3. Respect organizational limitations

Change agents generally have an organizational lifecycle of about 1-3 years. They know this and they’re built for change – such is the reason they are change agents! Cultivating agents of change requires modeling behaviors and mentoring (direct or indirect). Change agents instinctively do what they do, regardless of saboteurs and critics.

That said, every organization has limitations and sometimes the organization is not ready for further change. Once limits have been realized, change agents will look for another opportunity to positively affect the world.
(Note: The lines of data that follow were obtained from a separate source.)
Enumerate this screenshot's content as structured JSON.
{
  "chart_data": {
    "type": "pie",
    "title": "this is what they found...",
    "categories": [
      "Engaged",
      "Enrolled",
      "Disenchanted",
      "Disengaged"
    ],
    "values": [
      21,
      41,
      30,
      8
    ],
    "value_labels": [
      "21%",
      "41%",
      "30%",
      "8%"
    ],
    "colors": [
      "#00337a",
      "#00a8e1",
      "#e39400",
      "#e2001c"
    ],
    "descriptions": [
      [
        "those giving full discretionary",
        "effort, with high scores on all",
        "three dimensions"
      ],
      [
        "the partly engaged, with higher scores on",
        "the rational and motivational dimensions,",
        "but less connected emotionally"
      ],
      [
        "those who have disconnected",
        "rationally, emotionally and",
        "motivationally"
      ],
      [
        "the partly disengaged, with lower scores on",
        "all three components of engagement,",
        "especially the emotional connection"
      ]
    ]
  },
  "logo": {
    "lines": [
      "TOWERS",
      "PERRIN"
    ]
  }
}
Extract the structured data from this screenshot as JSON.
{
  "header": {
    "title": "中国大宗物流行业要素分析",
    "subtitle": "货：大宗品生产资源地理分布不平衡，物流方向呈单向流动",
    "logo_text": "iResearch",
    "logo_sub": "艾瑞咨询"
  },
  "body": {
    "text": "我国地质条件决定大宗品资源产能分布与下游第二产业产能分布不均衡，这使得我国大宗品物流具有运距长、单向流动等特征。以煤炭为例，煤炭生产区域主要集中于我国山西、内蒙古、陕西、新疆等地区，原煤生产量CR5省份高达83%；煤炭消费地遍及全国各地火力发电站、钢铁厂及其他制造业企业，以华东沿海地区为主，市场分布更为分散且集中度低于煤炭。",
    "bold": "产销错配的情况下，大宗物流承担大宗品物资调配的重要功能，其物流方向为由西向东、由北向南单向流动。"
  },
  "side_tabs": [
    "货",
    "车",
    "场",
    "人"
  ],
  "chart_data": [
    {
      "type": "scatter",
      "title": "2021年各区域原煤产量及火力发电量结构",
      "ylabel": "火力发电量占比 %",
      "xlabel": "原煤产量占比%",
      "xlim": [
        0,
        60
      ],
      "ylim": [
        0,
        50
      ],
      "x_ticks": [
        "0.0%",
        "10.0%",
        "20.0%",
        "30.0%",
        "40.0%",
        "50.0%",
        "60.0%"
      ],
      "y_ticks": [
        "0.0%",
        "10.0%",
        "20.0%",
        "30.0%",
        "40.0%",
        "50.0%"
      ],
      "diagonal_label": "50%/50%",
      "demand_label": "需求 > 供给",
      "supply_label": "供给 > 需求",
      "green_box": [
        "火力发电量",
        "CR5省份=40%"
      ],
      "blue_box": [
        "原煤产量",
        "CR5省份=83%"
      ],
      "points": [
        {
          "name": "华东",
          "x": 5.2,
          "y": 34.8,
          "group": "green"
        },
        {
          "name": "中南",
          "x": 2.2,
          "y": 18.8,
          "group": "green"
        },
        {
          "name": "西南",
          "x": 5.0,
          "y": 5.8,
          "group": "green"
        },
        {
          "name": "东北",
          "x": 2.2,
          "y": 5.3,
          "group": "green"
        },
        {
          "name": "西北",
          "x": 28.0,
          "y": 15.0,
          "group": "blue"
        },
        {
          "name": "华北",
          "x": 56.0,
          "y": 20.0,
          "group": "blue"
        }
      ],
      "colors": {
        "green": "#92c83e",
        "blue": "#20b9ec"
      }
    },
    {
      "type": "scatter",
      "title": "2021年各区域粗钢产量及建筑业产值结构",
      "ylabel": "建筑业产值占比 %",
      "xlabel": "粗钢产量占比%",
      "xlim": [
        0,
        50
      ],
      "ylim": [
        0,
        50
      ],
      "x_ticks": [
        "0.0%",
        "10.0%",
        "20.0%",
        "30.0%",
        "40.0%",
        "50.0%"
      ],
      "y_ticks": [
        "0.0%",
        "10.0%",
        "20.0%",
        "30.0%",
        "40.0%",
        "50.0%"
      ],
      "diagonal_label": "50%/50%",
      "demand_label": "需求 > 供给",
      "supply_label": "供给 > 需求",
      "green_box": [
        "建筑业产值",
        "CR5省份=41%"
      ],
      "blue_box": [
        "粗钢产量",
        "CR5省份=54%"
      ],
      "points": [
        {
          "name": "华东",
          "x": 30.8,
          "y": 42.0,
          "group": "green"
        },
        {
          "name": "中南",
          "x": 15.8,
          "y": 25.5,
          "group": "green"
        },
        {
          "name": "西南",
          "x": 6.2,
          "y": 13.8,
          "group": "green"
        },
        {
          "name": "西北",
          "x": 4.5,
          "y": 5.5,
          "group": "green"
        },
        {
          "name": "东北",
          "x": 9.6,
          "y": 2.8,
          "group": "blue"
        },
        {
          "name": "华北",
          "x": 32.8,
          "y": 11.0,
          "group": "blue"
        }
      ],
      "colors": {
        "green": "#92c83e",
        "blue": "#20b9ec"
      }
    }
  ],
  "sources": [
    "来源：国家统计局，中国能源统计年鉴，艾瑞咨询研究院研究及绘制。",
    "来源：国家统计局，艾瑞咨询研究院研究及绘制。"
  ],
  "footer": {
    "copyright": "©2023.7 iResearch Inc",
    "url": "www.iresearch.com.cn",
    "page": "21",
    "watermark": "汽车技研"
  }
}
It’s what they do, and that will not change. Resilience should never be confused with misplaced hope.

4. Eradicate the old, cultivate the new 

Encourage cohesiveness among team members. This doesn’t mean we have to conquer Mt. Rainier in the name of a team building exercise, but it does mean that we may have lost sight of working together to evolve and grow.

Openly value trust by modeling fearlessness and authenticity. Don’t just talk the talk. Make a sincere effort to do the walk – even when it’s scary.

Respectfully discuss everything. Leverage compassion and respect. Recognize and understand the careful business of  seeing one’s own faults.

Fail fast and see failures as opportunities. No [intelligent] risk = no reward.

Honor agility. Publicize wins. Breed contagious excitement. Create opportunities to spread a desirable kind of organizational virus: awesomeness.

Never underestimate employees. Someone who may appear to be stuck in the dark can possibly be coached out into the light. Perhaps nobody has ever encouraged them or they’ve had bad experiences. Perhaps they need a safe start to a new way of working. Maybe, just maybe, they’ve been waiting for this opportunity for a long time and will jump at the chance to excel. We won’t know unless we try.

5. Seek revenge through awesomeness

I’m not one for revenge within an aggressive context because the notion can be a little dysfunctional. However, when thinking of failures as opportunities, continuing to do one’s best in the face of workplace sabotage is a very acceptable kind of revenge. Staying at an organization where sabotage is accepted and/or facilitated by management becomes a peripheral concern when one is driven to put forth their personal brand of excellence. In the best cases, such an outlook can be infectious and motivational.

Be brave: Cultivate awesomeness by eradicating the sabotage virus in your organization!